How can Britain move on from quarantine measures?
Q I read that the transport secretary has promised Britain will be a trailblazer in a new travel system to allow people to escape quarantine. How is it going to work?
John K
A In June, just as barriers elsewhere in the world were coming down, and British holidaymakers and the travel industry felt hopeful about the prospects for the summer, the government took a trailblazing step: imposing mandatory self-isolation for travellers arriving from anywhere, regardless of how low infections were in a particular location.
Another world-beating handbrake turn occurred a month later, with dozens of European countries opened up for adventure for UK visitors. Within a couple of weeks these so-called travel corridors started closing down again.

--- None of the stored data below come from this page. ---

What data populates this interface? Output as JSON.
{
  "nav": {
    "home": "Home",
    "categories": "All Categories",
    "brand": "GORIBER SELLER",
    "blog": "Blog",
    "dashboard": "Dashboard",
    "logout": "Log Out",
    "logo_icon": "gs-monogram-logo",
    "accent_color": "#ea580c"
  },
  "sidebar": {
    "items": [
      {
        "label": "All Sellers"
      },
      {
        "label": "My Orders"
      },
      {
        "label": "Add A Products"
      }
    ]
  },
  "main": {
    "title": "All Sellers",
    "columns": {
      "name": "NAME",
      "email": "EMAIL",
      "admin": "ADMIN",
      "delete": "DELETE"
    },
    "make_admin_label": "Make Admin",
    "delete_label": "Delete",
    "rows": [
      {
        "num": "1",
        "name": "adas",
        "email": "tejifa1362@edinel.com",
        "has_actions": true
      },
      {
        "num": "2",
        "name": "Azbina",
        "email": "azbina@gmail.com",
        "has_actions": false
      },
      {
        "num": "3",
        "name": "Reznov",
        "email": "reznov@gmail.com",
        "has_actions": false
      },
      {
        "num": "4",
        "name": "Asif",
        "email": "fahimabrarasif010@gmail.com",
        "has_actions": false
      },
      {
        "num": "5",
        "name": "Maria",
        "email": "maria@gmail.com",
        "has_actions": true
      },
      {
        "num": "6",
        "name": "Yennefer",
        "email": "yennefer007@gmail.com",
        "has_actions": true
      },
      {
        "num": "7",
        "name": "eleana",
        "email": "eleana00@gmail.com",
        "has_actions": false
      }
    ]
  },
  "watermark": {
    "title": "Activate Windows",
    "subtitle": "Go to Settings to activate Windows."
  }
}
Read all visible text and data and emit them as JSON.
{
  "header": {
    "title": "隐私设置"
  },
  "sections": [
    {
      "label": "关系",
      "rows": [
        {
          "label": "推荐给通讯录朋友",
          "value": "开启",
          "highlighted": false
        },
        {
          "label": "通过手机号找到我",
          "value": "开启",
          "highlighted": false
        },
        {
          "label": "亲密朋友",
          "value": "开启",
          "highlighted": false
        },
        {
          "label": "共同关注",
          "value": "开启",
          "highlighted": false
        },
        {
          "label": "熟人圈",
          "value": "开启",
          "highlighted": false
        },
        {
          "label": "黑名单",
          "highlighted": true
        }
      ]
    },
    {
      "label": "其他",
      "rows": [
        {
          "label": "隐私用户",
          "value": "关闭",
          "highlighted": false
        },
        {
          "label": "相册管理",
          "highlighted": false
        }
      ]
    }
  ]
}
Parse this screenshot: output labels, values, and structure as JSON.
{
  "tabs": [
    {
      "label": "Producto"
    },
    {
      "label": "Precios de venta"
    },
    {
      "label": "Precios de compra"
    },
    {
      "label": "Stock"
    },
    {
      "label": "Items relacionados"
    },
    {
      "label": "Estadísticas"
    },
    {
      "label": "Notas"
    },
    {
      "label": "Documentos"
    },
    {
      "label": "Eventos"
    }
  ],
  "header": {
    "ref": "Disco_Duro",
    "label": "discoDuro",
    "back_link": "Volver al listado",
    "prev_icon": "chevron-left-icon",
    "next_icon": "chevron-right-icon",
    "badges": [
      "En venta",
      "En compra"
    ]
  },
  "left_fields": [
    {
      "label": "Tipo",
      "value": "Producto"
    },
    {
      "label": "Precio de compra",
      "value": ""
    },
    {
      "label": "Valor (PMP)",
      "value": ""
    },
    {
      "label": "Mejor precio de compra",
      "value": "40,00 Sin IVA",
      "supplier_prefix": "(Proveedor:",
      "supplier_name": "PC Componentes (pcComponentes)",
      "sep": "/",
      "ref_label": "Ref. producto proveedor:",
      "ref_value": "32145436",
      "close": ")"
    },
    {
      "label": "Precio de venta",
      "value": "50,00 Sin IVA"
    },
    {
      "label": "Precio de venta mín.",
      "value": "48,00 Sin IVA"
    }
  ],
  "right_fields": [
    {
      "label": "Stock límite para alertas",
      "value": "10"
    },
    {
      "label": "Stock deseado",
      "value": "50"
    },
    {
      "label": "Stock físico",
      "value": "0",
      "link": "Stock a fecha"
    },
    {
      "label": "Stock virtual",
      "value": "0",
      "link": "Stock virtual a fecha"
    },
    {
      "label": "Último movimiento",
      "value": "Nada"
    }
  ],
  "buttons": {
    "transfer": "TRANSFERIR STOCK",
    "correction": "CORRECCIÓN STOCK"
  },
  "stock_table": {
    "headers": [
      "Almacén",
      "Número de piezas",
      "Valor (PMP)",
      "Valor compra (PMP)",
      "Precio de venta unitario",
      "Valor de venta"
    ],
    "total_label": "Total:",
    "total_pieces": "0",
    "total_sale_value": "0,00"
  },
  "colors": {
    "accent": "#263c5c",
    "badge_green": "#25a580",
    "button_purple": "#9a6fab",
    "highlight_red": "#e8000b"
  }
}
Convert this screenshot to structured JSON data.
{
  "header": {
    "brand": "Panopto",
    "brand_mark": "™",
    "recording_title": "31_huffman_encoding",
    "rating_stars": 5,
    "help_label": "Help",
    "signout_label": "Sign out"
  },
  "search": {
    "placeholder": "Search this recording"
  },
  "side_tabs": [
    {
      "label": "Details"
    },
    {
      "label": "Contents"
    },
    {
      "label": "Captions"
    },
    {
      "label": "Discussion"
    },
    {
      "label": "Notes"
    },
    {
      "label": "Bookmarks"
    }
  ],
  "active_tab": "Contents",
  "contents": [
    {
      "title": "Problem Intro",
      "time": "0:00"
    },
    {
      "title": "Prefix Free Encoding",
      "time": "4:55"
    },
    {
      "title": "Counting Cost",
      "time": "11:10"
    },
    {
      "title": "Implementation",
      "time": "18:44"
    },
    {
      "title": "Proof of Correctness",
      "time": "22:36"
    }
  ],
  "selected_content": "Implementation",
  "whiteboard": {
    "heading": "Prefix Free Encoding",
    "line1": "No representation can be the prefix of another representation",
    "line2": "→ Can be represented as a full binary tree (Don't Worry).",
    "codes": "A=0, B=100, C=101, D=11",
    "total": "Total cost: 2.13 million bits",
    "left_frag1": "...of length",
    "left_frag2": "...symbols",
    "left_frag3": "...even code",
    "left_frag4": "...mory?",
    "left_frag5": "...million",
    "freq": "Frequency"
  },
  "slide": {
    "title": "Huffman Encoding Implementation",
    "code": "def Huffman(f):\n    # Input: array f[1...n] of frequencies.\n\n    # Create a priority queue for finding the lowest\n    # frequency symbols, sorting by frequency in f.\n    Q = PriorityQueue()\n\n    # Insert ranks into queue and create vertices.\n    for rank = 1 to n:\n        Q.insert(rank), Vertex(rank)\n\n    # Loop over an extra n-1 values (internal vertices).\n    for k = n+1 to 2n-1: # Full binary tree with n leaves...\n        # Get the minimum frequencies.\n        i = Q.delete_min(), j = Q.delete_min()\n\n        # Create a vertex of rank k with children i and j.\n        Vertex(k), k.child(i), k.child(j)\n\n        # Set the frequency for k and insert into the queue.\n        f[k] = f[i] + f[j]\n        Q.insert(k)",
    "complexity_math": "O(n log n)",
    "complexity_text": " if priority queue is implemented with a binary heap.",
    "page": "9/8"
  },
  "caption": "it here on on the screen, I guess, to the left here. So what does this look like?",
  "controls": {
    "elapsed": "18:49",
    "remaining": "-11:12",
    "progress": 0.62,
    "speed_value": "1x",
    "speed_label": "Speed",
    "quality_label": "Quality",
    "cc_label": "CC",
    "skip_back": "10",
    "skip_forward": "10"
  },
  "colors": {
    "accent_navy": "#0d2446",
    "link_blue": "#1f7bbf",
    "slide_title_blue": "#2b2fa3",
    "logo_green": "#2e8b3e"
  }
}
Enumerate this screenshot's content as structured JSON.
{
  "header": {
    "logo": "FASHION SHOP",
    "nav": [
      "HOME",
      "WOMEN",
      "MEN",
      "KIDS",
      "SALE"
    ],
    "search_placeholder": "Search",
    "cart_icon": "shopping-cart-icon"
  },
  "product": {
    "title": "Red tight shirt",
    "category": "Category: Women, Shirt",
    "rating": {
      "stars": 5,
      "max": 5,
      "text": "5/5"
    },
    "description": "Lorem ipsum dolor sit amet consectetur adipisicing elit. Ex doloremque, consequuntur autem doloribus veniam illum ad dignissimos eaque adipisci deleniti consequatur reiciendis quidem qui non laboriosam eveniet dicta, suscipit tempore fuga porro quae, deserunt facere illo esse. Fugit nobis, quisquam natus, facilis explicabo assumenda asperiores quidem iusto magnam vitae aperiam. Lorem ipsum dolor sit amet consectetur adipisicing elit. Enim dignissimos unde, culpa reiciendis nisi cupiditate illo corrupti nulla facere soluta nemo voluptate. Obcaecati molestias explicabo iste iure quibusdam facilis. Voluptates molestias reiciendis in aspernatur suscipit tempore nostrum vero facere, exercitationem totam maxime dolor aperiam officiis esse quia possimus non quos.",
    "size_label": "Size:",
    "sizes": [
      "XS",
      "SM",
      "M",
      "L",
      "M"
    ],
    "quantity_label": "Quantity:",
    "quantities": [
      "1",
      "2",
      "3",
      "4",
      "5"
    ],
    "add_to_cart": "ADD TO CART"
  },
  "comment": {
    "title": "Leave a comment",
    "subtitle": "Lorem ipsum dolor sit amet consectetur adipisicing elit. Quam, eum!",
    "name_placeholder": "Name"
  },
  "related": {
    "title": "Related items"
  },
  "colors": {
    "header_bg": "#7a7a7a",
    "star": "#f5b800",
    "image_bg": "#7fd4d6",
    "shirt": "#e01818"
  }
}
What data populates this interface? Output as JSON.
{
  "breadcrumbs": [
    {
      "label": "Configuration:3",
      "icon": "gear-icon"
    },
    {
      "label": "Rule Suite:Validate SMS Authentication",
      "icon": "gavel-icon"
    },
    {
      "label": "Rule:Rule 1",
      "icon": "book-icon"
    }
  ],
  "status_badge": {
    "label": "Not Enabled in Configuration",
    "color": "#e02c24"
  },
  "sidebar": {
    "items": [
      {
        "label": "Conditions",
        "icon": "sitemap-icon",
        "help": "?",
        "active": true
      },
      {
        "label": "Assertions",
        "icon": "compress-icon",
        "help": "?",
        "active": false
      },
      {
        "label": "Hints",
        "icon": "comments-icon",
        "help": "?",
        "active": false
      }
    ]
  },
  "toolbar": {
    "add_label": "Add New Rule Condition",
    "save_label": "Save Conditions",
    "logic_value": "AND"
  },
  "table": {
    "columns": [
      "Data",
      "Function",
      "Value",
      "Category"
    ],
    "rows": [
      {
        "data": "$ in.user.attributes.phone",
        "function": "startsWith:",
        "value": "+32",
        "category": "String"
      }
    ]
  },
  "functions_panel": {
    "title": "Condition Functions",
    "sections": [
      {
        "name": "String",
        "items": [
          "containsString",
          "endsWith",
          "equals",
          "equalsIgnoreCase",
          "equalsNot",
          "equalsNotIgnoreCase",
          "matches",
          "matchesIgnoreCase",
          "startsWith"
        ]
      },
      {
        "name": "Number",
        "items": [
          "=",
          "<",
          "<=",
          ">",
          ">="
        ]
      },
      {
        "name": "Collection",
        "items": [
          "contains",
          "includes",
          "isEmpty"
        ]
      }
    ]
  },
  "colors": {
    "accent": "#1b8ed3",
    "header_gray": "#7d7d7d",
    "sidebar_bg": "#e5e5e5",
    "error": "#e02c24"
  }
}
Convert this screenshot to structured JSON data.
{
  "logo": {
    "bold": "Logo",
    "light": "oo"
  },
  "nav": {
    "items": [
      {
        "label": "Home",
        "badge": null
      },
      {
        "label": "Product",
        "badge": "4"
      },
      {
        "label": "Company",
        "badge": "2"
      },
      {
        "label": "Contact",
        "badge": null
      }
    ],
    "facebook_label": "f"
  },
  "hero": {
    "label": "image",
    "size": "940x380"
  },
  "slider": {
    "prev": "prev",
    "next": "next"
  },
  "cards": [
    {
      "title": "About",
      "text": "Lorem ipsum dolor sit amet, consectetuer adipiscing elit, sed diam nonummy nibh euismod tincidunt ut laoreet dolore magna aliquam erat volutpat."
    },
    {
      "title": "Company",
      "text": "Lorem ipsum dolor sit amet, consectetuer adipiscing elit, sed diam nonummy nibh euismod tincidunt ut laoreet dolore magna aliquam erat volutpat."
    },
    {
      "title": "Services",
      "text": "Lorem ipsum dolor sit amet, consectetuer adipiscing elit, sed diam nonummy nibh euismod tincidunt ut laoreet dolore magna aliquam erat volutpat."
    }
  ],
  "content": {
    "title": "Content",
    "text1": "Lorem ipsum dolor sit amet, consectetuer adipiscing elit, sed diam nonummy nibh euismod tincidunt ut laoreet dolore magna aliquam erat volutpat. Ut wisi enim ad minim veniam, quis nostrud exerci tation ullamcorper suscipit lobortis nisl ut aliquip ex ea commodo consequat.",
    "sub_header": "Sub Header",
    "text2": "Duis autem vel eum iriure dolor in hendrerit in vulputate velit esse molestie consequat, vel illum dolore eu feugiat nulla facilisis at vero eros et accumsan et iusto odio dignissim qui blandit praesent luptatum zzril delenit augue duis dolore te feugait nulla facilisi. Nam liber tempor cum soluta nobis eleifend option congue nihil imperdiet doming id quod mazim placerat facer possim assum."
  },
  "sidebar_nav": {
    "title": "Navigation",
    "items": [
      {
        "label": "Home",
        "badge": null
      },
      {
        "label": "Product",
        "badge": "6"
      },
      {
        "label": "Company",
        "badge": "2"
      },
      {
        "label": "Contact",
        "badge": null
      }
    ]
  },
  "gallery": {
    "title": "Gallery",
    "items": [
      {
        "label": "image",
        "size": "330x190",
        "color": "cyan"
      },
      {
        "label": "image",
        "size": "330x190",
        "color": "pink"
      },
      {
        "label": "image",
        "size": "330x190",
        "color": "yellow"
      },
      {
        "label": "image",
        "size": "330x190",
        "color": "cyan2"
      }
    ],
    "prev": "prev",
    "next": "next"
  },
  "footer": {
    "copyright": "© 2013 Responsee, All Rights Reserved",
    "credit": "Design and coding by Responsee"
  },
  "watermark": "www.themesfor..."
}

The quarantine rule, coupled with the simultaneous Foreign Office warning against all but essential travel,
remains as effectively a ban on international movement to and from almost all countries. Which isn’t great for those of us who long for adventures abroad, nor for the UK economy when “travel and tourism [is] so vital to our national prosperity, contributing over £250bn a year”. Those are the words of the transport secretary, Grant Shapps. Fortunately he has a cunning plan, as he told Abta this week. During the travel association’s online convention, he revealed plans to implement a “test and release” regime to reduce the self-isolation period in the UK: “A single test for international arrivals around a week after arrival.”
Even if the duration of quarantine were halved, though, it would still deter a large number of prospective travellers. So Shapps added “We’re also working on schemes with partners and countries to establish whether self-isolation could take place before departure.”
Unfortunately, the Department for Transport is giving no further details of how this might work. So it is pure speculation for me to come up with an example. Perhaps a New Yorker who wanted to come to the UK could self-isolate at home in Manhattan for two weeks and take a Covid-19 test shortly before the flight to London. Assuming it is negative, she or he would presumably be able to cross the Atlantic and step from the plane without needing to quarantine on arrival.